Un colloque se tiendra à Paris sur l’Europe face à la révolution du pétrole et du gaz de schiste. Ci-dessous, l’interview de Pierre Bentata, intervenant et coorganisateur de l’évènement, réalisée par Skype et retranscrite par écrit.
Paul:
« Merci Pierre d’avoir accepté de faire cette interview pour nous parler de cet évènement qui aura lieu le 20 septembre de 14h à 19h à l’Université Panthéon-Assas à Paris. Pouvez-vous s’il vous plaît commencer par vous présenter ainsi que le Cercle de Belém qui organise ce colloque ?«
Pierre:
« Je suis professeur d’économie à l’école de commerce ESC Troyes et directeur du cabinet d’analyse économique quantitative RIZEN CONSEIL qui est une filiale d’Asterès, le cabinet de Nicolas Bouzou. De nos échanges, nous sommes arrivés à la conclusion qu’il y avait très peu de débats au niveau européen et qu’il était très difficile, même pour nous en tant qu’économistes, de savoir ce que pensent les économistes d’autres pays sur des problématiques qui touchent l’Europe. Nous avons donc décidé de créer le Cercle de Belém dont l’objectif est de rassembler un maximum d’intellectuels et économistes européens pour essayer de promouvoir des débats qui nous semblent insolubles au niveau national mais qui doivent normalement intervenir au niveau européen. Et bien qu’il y ait des divergences entre les membres, nous essayons de faire porter une voix qui est pro-européenne et notre l’objectif est de montrer comment on raisonne, promouvoir des débats et voir comment apporter des décisions de consensus plutôt que de s’enfermer dans des décisions nationales.«
Paul:
« Pouvez-vous nous en dire un peu plus sur les membres du Cercle et les évènements passés ou à venir ? »
Pierre:
« Il y a un professeur Italien, Stefano Adamo.
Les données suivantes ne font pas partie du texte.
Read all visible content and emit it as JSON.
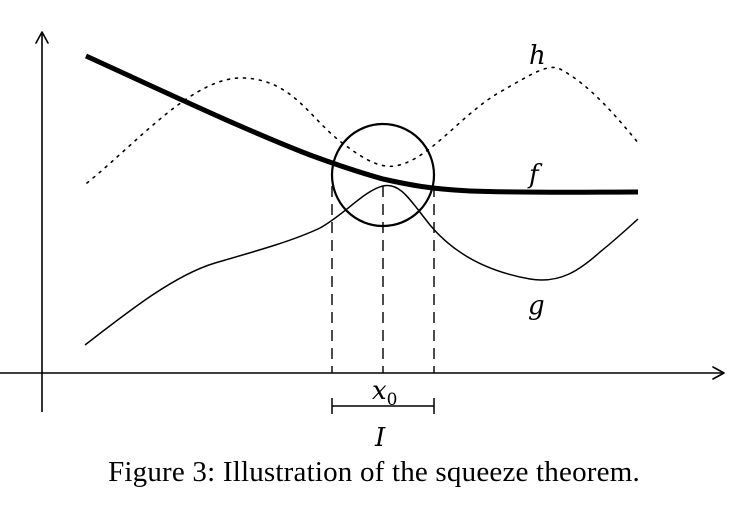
{
  "figure": {
    "labels": {
      "h": "h",
      "f": "f",
      "g": "g",
      "x0_base": "x",
      "x0_sub": "0",
      "interval": "I"
    },
    "caption": "Figure 3: Illustration of the squeeze theorem."
  }
}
Un professeur Tchèque, Josef Montag. Une économiste de la santé Néerlandaise, Eline Van Den Broek-Altenburg. Un philosophe Grec, Demosthenes Davvetas et un économiste Anglais, Daniel Mahoney. Pour la petite histoire, ce dernier est d’ailleurs pro-Brexit, une grosse différence avec nous mais c’est bien d’avoir des opinions très différentes.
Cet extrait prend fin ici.